Chemotherapy week 5 - work vs cancer

Cancer changes lives.  It changes the life of a person when they are told they ahve a tumour inside them and it is incurable, but it also changes the lives of those people around them.  My mother was told nearly 3 months ago that she has an incurable disease and a 50% survival rate of 2-3 years.  Our lives changed, her and mine.  I realised that she has precious time and that I want to make sure I cherish all the time we have left together.  I want to make sure she cherishes every minute and that she never feels scared or alone, I have her to have laughter and joy.  I want no regrets and to waste no time.  To that end, while my Mother was lying in hospital for the 7th day in a row from Neutropenic Sepsis, I made the decision to reduce my working hours and to start working part time, devoting the rest of my time to caring for my mother whenever possible.

For my 'real' job, I actually work in IT, delivering website developments and supporting the website of one of the UK's largest charities.  I actually ahve a degree in English Literature and love to read so am incredibly proud of the career that I have built in IT given that I have no technical background.  I really enjoy the digital world, the fast paced moving environment and the 'geek speak'. Coincedentally, my Mother was diagnosed with Ovarian Cancer three days before I started my new job which was a promotion.  I am also incredibly grateful for this job given that I was previously made redundant five months' ago so recognise the value that I place on having a job to motivate and give me confidence in myself.  But I love my Mother more.  I know in my heart that she is stronger for the support that I give her and the stability that I bring to her life as she continues to fight this cancer threatening to take over her body.  I choose to prioritise her recovery over a job and money and I do so with no regrets.

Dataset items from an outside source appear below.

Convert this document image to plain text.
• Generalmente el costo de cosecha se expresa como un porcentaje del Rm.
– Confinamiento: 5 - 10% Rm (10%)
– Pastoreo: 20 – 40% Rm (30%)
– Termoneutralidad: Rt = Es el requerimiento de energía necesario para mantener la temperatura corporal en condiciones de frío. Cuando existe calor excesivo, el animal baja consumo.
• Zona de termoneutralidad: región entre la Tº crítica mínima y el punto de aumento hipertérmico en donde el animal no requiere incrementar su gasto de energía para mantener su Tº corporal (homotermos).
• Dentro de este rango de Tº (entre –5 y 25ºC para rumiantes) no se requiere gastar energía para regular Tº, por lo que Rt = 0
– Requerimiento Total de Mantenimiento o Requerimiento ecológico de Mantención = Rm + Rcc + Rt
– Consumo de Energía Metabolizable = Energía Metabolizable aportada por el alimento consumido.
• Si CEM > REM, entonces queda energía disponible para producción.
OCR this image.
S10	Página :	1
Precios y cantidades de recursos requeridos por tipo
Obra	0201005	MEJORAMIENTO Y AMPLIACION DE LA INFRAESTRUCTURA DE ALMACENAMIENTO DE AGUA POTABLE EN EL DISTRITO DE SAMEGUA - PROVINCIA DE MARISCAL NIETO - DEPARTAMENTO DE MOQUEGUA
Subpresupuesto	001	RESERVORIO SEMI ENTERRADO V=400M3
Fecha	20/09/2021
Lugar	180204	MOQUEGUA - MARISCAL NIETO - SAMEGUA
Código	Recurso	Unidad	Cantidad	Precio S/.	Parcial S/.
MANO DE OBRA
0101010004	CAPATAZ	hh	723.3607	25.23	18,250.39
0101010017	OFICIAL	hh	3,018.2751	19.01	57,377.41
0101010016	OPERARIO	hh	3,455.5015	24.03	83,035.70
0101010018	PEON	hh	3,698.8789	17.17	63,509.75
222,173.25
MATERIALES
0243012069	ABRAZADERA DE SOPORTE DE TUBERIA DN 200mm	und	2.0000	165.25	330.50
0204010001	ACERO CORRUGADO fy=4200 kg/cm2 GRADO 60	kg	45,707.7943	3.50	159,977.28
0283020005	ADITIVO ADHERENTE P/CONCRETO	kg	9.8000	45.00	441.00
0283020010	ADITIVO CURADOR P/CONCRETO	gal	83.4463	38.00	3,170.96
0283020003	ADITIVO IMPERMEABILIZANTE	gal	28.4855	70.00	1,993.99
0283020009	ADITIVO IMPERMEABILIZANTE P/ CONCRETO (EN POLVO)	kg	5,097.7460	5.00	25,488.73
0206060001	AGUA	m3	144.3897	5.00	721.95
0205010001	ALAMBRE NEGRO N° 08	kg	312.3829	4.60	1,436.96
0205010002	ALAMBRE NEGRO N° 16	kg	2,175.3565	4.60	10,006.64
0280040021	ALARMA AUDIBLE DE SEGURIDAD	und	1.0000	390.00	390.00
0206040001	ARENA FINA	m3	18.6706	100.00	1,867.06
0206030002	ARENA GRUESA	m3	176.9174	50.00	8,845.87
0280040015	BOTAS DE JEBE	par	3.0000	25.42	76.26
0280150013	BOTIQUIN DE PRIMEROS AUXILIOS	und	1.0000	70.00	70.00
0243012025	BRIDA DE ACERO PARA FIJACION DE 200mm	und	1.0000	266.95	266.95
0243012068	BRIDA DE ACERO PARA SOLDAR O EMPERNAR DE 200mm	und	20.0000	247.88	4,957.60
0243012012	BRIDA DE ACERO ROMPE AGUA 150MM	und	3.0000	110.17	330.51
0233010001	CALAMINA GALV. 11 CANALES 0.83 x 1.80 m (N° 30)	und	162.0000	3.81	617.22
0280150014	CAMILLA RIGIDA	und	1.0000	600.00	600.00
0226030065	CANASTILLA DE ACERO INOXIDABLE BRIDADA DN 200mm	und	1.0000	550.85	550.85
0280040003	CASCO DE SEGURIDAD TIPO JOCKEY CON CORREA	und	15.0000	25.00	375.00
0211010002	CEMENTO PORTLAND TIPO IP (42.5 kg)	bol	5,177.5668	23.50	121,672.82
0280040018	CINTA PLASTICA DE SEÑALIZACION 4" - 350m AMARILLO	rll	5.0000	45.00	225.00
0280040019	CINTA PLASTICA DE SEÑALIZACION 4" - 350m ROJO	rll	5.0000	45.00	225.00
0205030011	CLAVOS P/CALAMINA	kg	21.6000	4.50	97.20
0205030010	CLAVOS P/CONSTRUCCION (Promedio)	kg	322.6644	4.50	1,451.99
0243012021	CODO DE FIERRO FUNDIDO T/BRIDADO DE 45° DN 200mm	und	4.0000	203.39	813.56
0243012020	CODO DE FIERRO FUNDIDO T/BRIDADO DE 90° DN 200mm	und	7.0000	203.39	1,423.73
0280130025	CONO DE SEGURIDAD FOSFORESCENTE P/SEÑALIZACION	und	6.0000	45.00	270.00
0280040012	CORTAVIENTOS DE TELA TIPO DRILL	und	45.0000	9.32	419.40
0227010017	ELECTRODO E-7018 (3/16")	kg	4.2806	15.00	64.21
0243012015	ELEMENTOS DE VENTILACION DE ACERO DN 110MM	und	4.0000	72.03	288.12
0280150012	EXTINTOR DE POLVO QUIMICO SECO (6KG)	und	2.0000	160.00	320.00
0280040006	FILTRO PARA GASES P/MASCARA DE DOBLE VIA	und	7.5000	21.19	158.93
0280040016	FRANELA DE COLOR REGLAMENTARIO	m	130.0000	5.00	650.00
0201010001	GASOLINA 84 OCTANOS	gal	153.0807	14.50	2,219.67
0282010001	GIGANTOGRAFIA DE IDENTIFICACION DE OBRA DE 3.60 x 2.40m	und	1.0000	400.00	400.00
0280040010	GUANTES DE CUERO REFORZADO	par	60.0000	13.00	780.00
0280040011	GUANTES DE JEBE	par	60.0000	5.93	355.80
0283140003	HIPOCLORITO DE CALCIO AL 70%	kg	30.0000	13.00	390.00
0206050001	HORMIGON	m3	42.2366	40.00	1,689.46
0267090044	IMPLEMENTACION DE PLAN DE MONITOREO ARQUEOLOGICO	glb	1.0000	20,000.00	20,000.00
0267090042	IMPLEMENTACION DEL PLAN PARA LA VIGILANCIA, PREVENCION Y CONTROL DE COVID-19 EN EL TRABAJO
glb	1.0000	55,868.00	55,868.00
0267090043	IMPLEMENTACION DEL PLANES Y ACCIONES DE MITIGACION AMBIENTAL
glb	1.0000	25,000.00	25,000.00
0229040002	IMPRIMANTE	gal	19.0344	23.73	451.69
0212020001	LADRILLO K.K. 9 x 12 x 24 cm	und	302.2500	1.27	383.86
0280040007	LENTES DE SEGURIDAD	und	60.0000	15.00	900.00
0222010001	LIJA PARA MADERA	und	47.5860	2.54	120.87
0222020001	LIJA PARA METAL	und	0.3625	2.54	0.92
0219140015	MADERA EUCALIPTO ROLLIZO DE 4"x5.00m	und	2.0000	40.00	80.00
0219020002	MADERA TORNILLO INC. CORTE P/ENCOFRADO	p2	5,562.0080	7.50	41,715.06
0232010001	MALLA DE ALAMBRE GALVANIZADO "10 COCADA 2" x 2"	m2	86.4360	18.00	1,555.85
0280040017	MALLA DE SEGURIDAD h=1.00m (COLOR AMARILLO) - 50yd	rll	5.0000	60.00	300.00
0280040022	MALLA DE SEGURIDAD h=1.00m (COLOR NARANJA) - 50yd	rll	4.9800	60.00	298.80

This decision was not easy to come by and I am an extremely proud person.  I will be honest, I love to succeed and don't like to show weakness or failure.  But thankfully I realised very soon (after only one small emotional breakdown in my bedroom!) that I needed to declutter my head space.  I need to take care of myself and that doesn't mean just eating well and getting enough sleep but making sure I am emotionally equipped to walk by my Mother's side, holding her hand and let her lean on me.

It was not easy breaking this news to my new boss of only 2.5 months but luckily he was very understanding.  I explained I was finding it very difficult to concentrate on the two things at once and the guilty feelings I would feel for tapping away on my laptop when I should have been concentrating on telling the nurses that my mother wanted some hot water to settle her stomach and make her take in more fluids.  It was even harder breaking this news to my Mother but as Mother's do best, she understood straight away and did not put any pressure on me at all.  It is even harder looking at the bank balance but I know in my heart that the extra time I get to spend with my Mother now is something money will never be able to buy.

So week 5 of chemotherapy sees us making some adjustments to our lifestyle to ensure my Mother has the best all rounded care that she needs to aid her recovery.  We learnt that treatment is in the form of chemotherapy, medication and blood transfusions but also emotional support, encouragement and confidence building to learn how to walk again and help her put her socks on as her ascites continues to restrict her mobility.  We learnt that money is not everything, the be all and end all and that when faced with a terminal illness, life gives you a chance to think about how you really wish to spend your time, what makes you happy and what brings you fulfillment.  In week 5, I learnt to live with no regrets.

I wold really encourage you all to also think about what's important to you, no matter what point you are in your life.  Are you doing something that truly makes you happy or doing something because you have no other offers or you're too scared to change?  We are all faced with morbidity at some point in our life, cancer is just the gift that tells you exactly when your time is up and a reminder that you should spend your time wisely.  How many of us get to know exactly how much time we have left on this earth and get to think about exactly how we want to spend that time?